Prior art suggests that weather networks should exhibit high density, often at 1-3km or finer resolution, especially when deployed over complex topographies and urban landscapes. High station density is usually required to support research on urban micrometeorology, agricultural applications and to capture intricate meteorological mesoscale phenomena such as convective precipitation and sea breeze. High density is also required due to the persistence of temperature inversions at near-surface layers is significantly influenced by topography, leading to prolonged periods of temperature inversion.

In this novel approach, the authors suggest the design of a global weather network distributed over millions of hexagons covering the entire world. The number of weather stations per hexagon is determined by the topology (e.g. maximum elevation difference, aspects, water formations, etc.) and the land use (urban coverage, green areas, etc.) of the covered area.

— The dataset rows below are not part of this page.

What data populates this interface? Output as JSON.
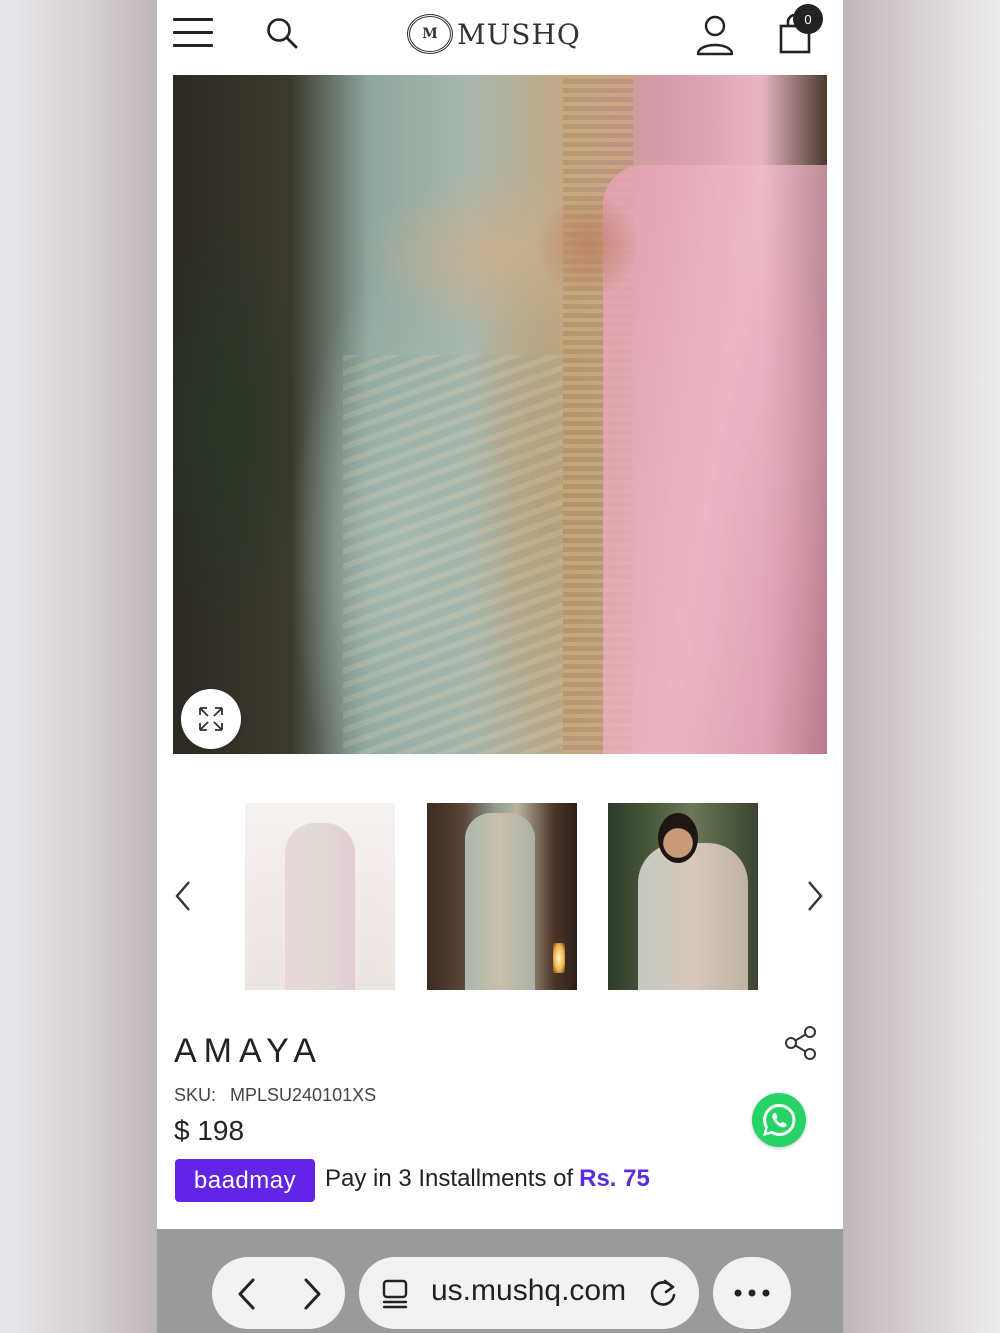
{
  "header": {
    "logo_mark": "M",
    "logo_text": "MUSHQ",
    "cart_count": "0"
  },
  "gallery": {
    "thumbnail_count_visible": 3,
    "zoom_icon": "expand-icon"
  },
  "product": {
    "title": "AMAYA",
    "sku_label": "SKU:",
    "sku_value": "MPLSU240101XS",
    "price": "$ 198"
  },
  "installments": {
    "provider": "baadmay",
    "text": "Pay in 3 Installments of",
    "amount": "Rs. 75",
    "accent_color": "#6224e6"
  },
  "browser": {
    "url": "us.mushq.com"
  },
  "icons": [
    "menu-icon",
    "search-icon",
    "user-icon",
    "cart-icon",
    "expand-icon",
    "chevron-left-icon",
    "chevron-right-icon",
    "share-icon",
    "whatsapp-icon",
    "tabs-icon",
    "reload-icon",
    "more-icon"
  ]
}
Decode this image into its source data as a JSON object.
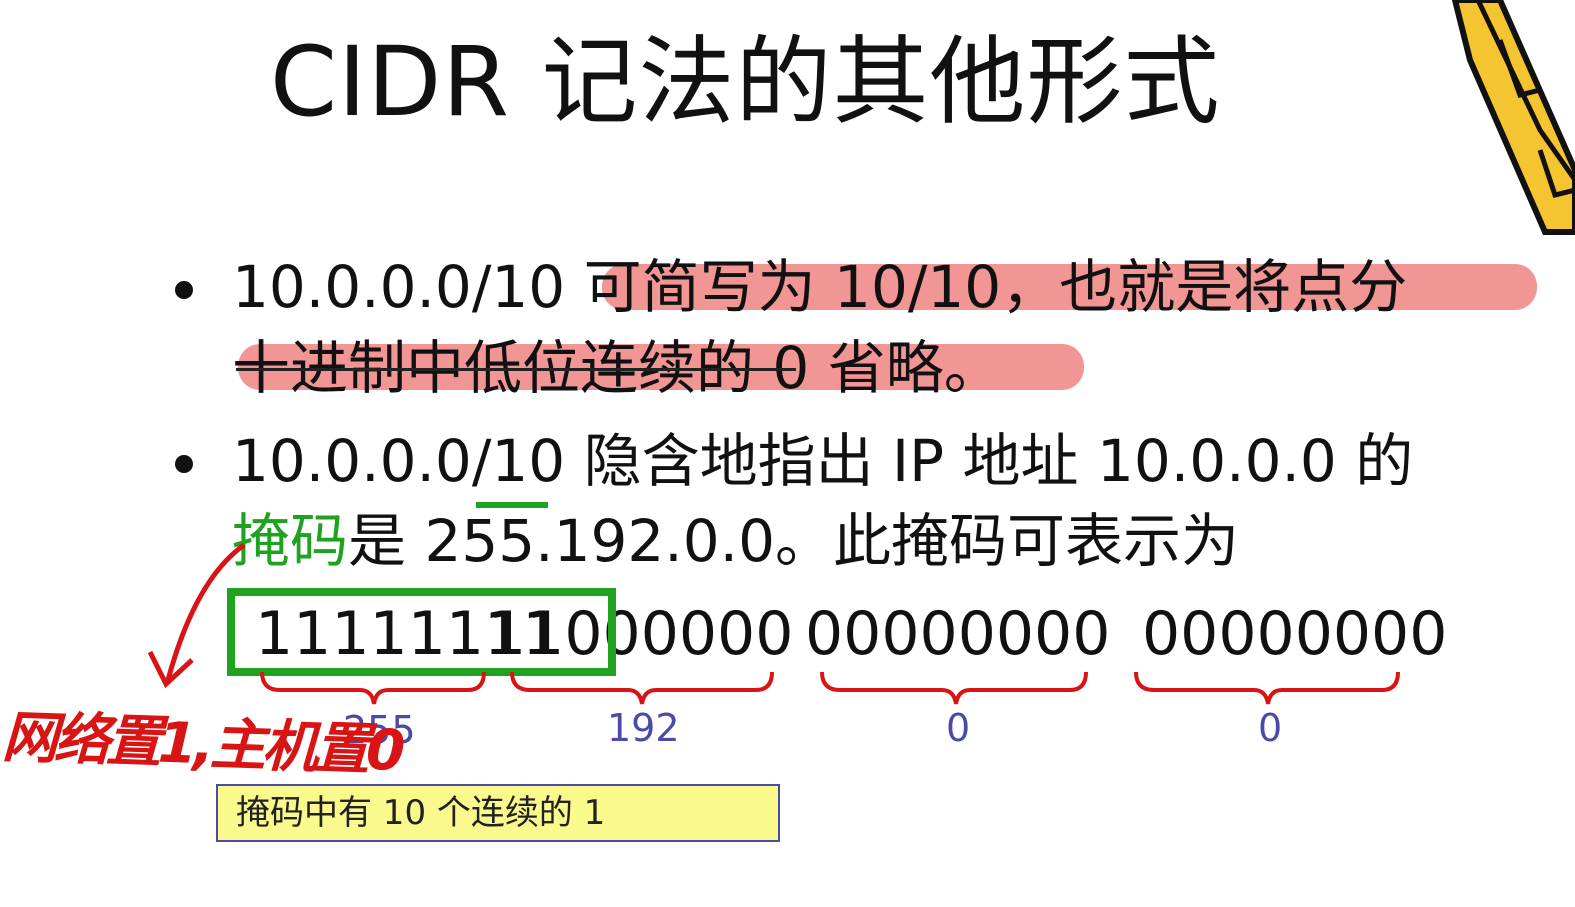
{
  "title": "CIDR 记法的其他形式",
  "bullets": [
    {
      "line1_prefix": "10.0.0.0/10 ",
      "line1_rest": "可简写为 10/10，也就是将点分",
      "line2": "十进制中低位连续的 0 省略。"
    },
    {
      "line1": "10.0.0.0/10 隐含地指出 IP 地址 10.0.0.0 的",
      "line2_green": "掩码",
      "line2_rest": "是 255.192.0.0。此掩码可表示为"
    }
  ],
  "binary": {
    "octet1": "11111111",
    "octet2": "11000000",
    "octet3": "00000000",
    "octet4": "00000000"
  },
  "octet_labels": [
    "255",
    "192",
    "0",
    "0"
  ],
  "note": "掩码中有 10 个连续的 1",
  "handwritten": "网络置1,主机置0",
  "colors": {
    "highlight": "#f08282",
    "green": "#1fa21f",
    "red_ink": "#d81414",
    "label_blue": "#4a4aa8",
    "note_bg": "#fafa8c"
  }
}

The method is materialized via an open-source software tool (available on GitHub) which utilizes freely available elevation data (Copernicus DEM) and land use data (OpenStreetMap) and is capable of preparing the global weather station network in reasonable computation time (~24 hours on a 16-core CPU).

Finally, the authors present their findings, discuss the effect of various hexagon sizes and suggest that the design of a global weather station network is viable and computationally feasible.